John, an Account Executive, aged 37, said: “Melissa had a relatively normal pregnancy and we were so excited for the birth of our son. She was in labour for two days which was obviously very painful and tiring and we were concerned it could be distressing for Jack.

“I knew something was not right from looking at Jack’s heart monitor during labour but staff assured me everything was normal and did the same after he was born. We put our trust in the staff, but had we have known otherwise, we’d have done everything in our power to make sure he had the care he needed.

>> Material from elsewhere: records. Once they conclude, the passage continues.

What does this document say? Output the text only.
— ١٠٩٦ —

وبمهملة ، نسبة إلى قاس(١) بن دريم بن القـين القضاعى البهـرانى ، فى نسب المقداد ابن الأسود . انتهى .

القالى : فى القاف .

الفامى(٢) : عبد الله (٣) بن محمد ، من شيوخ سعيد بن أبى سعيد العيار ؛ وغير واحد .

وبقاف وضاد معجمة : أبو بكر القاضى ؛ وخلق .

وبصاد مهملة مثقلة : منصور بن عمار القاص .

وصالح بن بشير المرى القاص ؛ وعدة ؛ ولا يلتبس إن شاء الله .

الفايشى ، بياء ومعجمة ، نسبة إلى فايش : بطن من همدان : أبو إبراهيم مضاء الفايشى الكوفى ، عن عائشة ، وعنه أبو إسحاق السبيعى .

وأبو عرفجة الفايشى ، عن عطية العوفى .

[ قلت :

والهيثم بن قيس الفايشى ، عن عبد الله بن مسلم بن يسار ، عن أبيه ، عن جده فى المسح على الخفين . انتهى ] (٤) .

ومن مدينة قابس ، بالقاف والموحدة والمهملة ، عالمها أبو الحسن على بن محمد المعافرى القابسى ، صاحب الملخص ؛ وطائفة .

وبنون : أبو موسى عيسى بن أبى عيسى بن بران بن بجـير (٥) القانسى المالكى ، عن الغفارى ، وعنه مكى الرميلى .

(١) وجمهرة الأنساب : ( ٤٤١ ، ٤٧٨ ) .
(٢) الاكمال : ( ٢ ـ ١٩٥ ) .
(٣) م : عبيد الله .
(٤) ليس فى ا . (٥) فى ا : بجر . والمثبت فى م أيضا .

“Melissa and Jack were moved to the maternity ward but it wasn’t until 3am
when a midwife came over to try and settle Jack. She wrapped him in a blanket, laid him
on a pillow next to Melissa, reclined Melissa's bed and told them they should all get some sleep. At the time we figured we were advised appropriately but have since realised that co-sleeping in this manner may not have been advisable."

Melissa said: “I woke a couple of hours later and knew straight away that Jack wasn’t breathing. It felt like I was still having a nightmare. The nurses tried to resuscitate him but it was too late. We were absolutely heartbroken.

“We just couldn’t understand what had gone so wrong. The last four months have been a living hell as we’ve tried to come to terms with what happened. We just couldn’t understand how the maternity ward could completely ignore the order from the doctor in the delivery room and why Jack was allowed to co-sleep with me.”

We just hope improvements have been made in communications between different wards so no one else has to go through what we have. Nothing will bring Jack back put it will give us some peace of mind to know the same mistakes can’t be made again.”